Children not of Chagossian descent: If children in the family are for any reason not of Chagossian descent (adoption, remarriage) they are currently not entitled to UK citizenship and the usual formalities will need to be followed. More information is available at https://www.gov.uk/uk-family-visa.

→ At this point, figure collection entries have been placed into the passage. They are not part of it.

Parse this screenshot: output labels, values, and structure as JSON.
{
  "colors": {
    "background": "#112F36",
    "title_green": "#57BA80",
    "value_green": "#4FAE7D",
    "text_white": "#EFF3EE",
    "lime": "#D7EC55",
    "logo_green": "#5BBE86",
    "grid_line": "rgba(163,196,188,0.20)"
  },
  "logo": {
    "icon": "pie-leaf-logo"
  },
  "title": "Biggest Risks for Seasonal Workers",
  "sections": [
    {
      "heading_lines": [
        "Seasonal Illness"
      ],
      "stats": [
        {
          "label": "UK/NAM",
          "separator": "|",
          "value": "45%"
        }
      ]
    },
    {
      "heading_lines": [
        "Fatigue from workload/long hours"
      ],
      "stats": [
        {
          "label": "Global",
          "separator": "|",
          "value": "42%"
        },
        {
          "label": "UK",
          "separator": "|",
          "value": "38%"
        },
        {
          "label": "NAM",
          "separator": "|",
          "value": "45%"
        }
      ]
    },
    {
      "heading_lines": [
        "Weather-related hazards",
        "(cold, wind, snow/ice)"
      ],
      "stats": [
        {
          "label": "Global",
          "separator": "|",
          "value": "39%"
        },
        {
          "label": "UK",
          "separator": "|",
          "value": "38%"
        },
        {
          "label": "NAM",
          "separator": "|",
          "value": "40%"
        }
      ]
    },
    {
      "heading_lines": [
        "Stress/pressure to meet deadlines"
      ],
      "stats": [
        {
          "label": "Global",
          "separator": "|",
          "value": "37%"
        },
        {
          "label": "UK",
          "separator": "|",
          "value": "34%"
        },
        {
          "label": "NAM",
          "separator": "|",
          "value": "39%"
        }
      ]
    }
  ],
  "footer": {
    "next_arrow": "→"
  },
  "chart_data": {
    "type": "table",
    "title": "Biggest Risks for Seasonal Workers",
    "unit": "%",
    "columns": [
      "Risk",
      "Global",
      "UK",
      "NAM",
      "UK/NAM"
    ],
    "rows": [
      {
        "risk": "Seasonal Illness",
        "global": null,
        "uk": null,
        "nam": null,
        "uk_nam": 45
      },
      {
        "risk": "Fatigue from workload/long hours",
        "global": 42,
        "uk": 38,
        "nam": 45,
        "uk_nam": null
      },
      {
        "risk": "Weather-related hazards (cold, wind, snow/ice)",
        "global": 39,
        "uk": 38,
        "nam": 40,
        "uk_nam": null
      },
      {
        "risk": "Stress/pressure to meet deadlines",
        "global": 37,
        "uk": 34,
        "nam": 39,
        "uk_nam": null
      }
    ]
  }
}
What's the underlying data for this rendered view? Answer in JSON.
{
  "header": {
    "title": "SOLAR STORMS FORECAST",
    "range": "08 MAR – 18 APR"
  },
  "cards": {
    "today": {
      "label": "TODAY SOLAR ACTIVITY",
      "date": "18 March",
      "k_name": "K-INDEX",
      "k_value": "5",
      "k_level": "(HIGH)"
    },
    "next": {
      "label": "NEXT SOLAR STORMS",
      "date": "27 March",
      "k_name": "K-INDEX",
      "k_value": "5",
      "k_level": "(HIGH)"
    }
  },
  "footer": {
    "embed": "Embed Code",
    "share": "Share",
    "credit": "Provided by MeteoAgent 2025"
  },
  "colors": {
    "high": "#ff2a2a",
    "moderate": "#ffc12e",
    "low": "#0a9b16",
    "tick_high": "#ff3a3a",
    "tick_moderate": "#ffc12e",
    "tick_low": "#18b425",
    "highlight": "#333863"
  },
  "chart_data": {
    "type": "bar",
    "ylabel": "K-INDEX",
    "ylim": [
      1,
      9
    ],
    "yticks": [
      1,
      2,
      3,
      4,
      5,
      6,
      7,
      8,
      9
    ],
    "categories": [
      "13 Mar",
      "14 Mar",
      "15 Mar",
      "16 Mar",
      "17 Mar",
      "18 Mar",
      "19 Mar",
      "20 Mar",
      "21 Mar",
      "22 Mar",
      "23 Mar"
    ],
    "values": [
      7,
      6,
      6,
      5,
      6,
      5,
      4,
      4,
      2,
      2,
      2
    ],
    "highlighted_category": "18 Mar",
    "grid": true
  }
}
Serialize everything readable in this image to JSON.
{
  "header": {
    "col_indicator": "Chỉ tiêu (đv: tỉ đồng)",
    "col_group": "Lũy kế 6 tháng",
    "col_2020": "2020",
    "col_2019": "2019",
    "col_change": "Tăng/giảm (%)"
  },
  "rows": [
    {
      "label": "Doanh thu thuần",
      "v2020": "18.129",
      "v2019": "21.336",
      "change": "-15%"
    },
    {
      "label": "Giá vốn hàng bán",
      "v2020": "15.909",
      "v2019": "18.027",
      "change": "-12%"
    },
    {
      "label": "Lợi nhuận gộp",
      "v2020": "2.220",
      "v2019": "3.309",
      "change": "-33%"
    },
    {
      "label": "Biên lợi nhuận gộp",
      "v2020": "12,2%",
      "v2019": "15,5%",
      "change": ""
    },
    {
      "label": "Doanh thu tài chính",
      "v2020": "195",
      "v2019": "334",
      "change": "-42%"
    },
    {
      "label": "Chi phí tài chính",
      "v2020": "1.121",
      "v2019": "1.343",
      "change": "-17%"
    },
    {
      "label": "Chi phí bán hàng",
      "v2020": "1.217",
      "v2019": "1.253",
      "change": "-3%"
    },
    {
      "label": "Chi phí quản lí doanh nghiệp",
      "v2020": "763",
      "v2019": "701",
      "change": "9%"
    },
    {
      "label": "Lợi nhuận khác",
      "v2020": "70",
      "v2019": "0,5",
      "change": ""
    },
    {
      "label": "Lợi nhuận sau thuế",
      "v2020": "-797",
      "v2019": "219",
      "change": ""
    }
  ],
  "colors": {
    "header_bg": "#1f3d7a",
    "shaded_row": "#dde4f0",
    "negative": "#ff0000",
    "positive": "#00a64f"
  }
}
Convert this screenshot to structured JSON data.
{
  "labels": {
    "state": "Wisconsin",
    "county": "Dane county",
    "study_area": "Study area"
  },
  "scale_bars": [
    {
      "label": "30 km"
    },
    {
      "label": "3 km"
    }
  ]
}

Changes in the law effective from 28th June 2022
Although the application process for all people of Chagossian descent will not begin until later in the year, some changes come into force on 28th June 2022. Our contact at the Home Office tells us:
“𝘊𝘩𝘪𝘭𝘥𝘳𝘦𝘯 𝘰𝘧 𝘉𝘖𝘛𝘊 𝘱𝘢𝘳𝘦𝘯𝘵𝘴 𝘤𝘢𝘯 𝘳𝘦𝘨𝘪𝘴𝘵𝘦𝘳 𝘢𝘴 𝘣𝘰𝘵𝘩 𝘉𝘳𝘪𝘵𝘪𝘴𝘩 𝘖𝘷𝘦𝘳𝘴𝘦𝘢𝘴 𝘛𝘦𝘳𝘳𝘪𝘵𝘰𝘳𝘪𝘦𝘴 𝘤𝘪𝘵𝘪𝘻𝘦𝘯𝘴 𝘢𝘯𝘥 𝘉𝘳𝘪𝘵𝘪𝘴𝘩 𝘤𝘪𝘵𝘪𝘻𝘦𝘯𝘴 𝘶𝘯𝘥𝘦𝘳 𝘵𝘩𝘦 𝘱𝘳𝘰𝘷𝘪𝘴𝘪𝘰𝘯𝘴 𝘣𝘳𝘰𝘶𝘨𝘩𝘵 𝘪𝘯 𝘚𝘦𝘤𝘵𝘪𝘰𝘯 1 𝘢𝘯𝘥 2 𝘰𝘧 𝘵𝘩𝘦 𝘕𝘈𝘉𝘈 𝘵𝘩𝘢𝘵 𝘢𝘳𝘦 𝘤𝘰𝘮𝘮𝘦𝘯𝘤𝘪𝘯𝘨 𝘵𝘰𝘥𝘢𝘺…𝘛𝘩𝘰𝘴𝘦 𝘦𝘭𝘪𝘨𝘪𝘣𝘭𝘦 𝘸𝘪𝘭𝘭 𝘪𝘯𝘤𝘭𝘶𝘥𝘦 𝘵𝘩𝘦 𝘧𝘪𝘳𝘴𝘵 𝘨𝘦𝘯𝘦𝘳𝘢𝘵𝘪𝘰𝘯 𝘰𝘧 𝘊𝘩𝘢𝘨𝘰𝘴𝘴𝘪𝘢𝘯𝘴 𝘣𝘰𝘳𝘯 𝘰𝘶𝘵𝘴𝘪𝘥𝘦 𝘉𝘐𝘖𝘛 𝘸𝘩𝘰 𝘮𝘪𝘴𝘴𝘦𝘥 𝘰𝘶𝘵 𝘰𝘯 𝘢𝘶𝘵𝘰𝘮𝘢𝘵𝘪𝘤𝘢𝘭𝘭𝘺 𝘢𝘤𝘲𝘶𝘪𝘳𝘪𝘯𝘨 𝘉𝘳𝘪𝘵𝘪𝘴𝘩 𝘯𝘢𝘵𝘪𝘰𝘯𝘢𝘭𝘪𝘵𝘺 𝘦𝘪𝘵𝘩𝘦𝘳 𝘥𝘶𝘦 𝘵𝘰 𝘵𝘩𝘦𝘪𝘳 𝘮𝘰𝘵𝘩𝘦𝘳𝘴 (𝘣𝘦𝘧𝘰𝘳𝘦 1 𝘑𝘢𝘯𝘶𝘢𝘳𝘺 1983) 𝘰𝘳 𝘵𝘩𝘦𝘪𝘳 𝘶𝘯𝘮𝘢𝘳𝘳𝘪𝘦𝘥 𝘧𝘢𝘵𝘩𝘦𝘳𝘴 (𝘣𝘦𝘧𝘰𝘳𝘦 1 𝘑𝘶𝘭𝘺 2006) 𝘣𝘦𝘪𝘯𝘨 𝘶𝘯𝘢𝘣𝘭𝘦 𝘵𝘰 𝘱𝘢𝘴𝘴 𝘰𝘯 𝘵𝘩𝘦𝘪𝘳 𝘉𝘳𝘪𝘵𝘪𝘴𝘩 𝘯𝘢𝘵𝘪𝘰𝘯𝘢𝘭𝘪𝘵𝘺 𝘣𝘺 𝘥𝘦𝘴𝘤𝘦𝘯𝘵 𝘢𝘵 𝘵𝘩𝘦 𝘵𝘪𝘮𝘦 𝘰𝘧 𝘵𝘩𝘦𝘪𝘳 𝘣𝘪𝘳𝘵𝘩.”